Screening Green Solvents for Multilayer Plastic Film Recycling Processes

Multilayer (ML) plastic films are essential packaging materials that help protect products from diverse external factors; however, only 5% of all ML films are recycled in the United States. Solvent-based technologies are a promising alternative for recycling ML films because they enable recovery of constituent polymer resins. For example, the Solvent Targeted Recovery and Precipitation (STRAP) process sequentially dissolves and separates polymer components using a series of targeted solvent washes. A crucial design aspect of this process is the impact of selected solvents on human health and on the environment. This work introduces a computational framework that integrates molecular modeling, process modeling, techno-economic analysis (TEA), and life-cycle analysis (LCA) for quickly screen green solvents for solvent-based ML recycling processes. Initial screening for solvents based on selectivity is performed by estimating temperature-dependent solubilities using molecular-scale models. Subsequent screening uses basic estimates of energy use and octanol-water partition coefficients (logP) as key measures of health, safety, and environmental hazards.

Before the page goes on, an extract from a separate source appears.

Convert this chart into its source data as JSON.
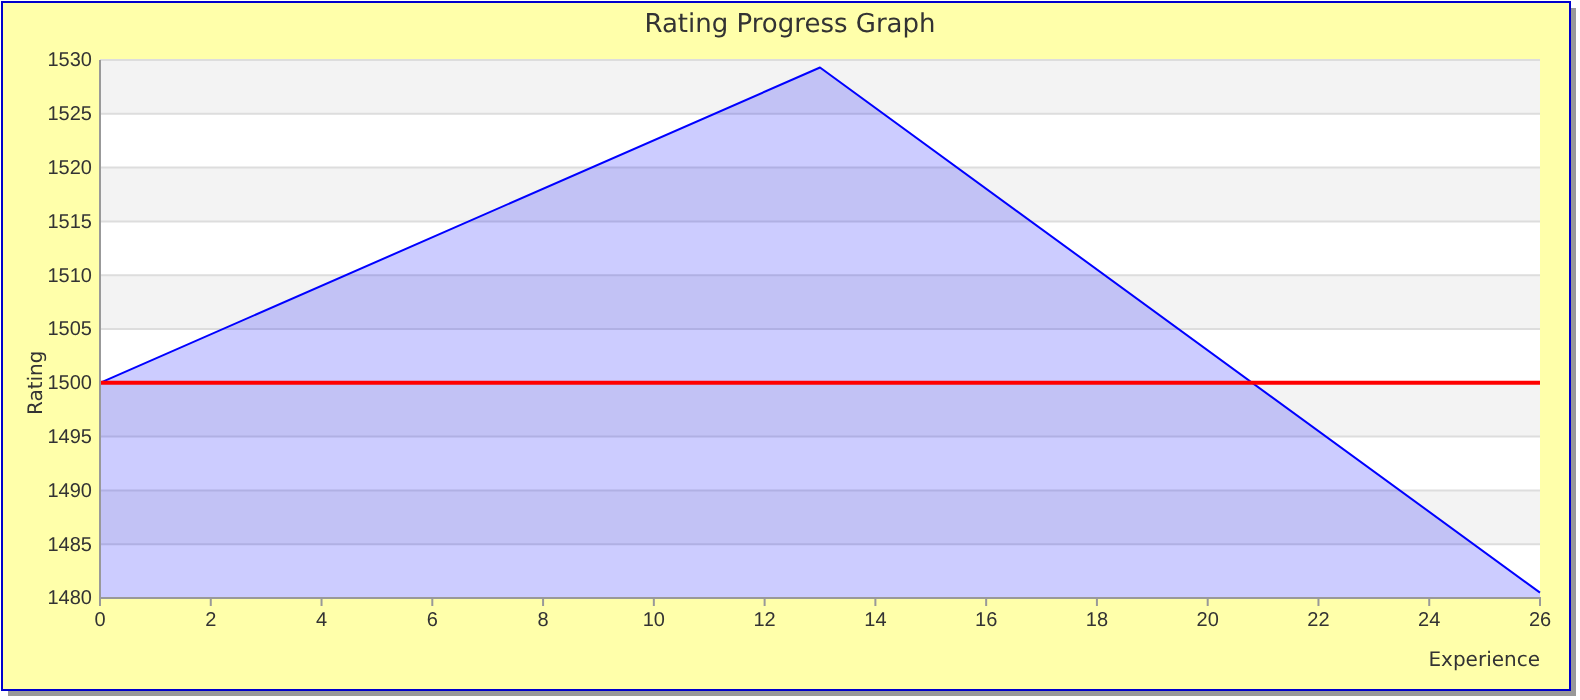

Detailed process modeling, TEA, and LCA are used on a reduced set of promising solvents identified in early screening steps to more accurately determine how solvent selection and associated operating conditions impact overall economics and environmental impacts. The framework is used for the identification of green solvents (from a database of 1,000 solvents) that separate an industrial ML film composed of polyethylene (PE), ethylene vinyl alcohol (EVOH), and polyethylene terephthalate (PET). Our analysis shows the effectiveness of the framework and reveals fundamental trade-offs between solvent greenness, solubility, and economics. Our work emphasizes the importance of taking a holistic systems view during solvent design and aims to inform the development of new processes for ML film recycling and the identification of new ML films that are easier to recycle.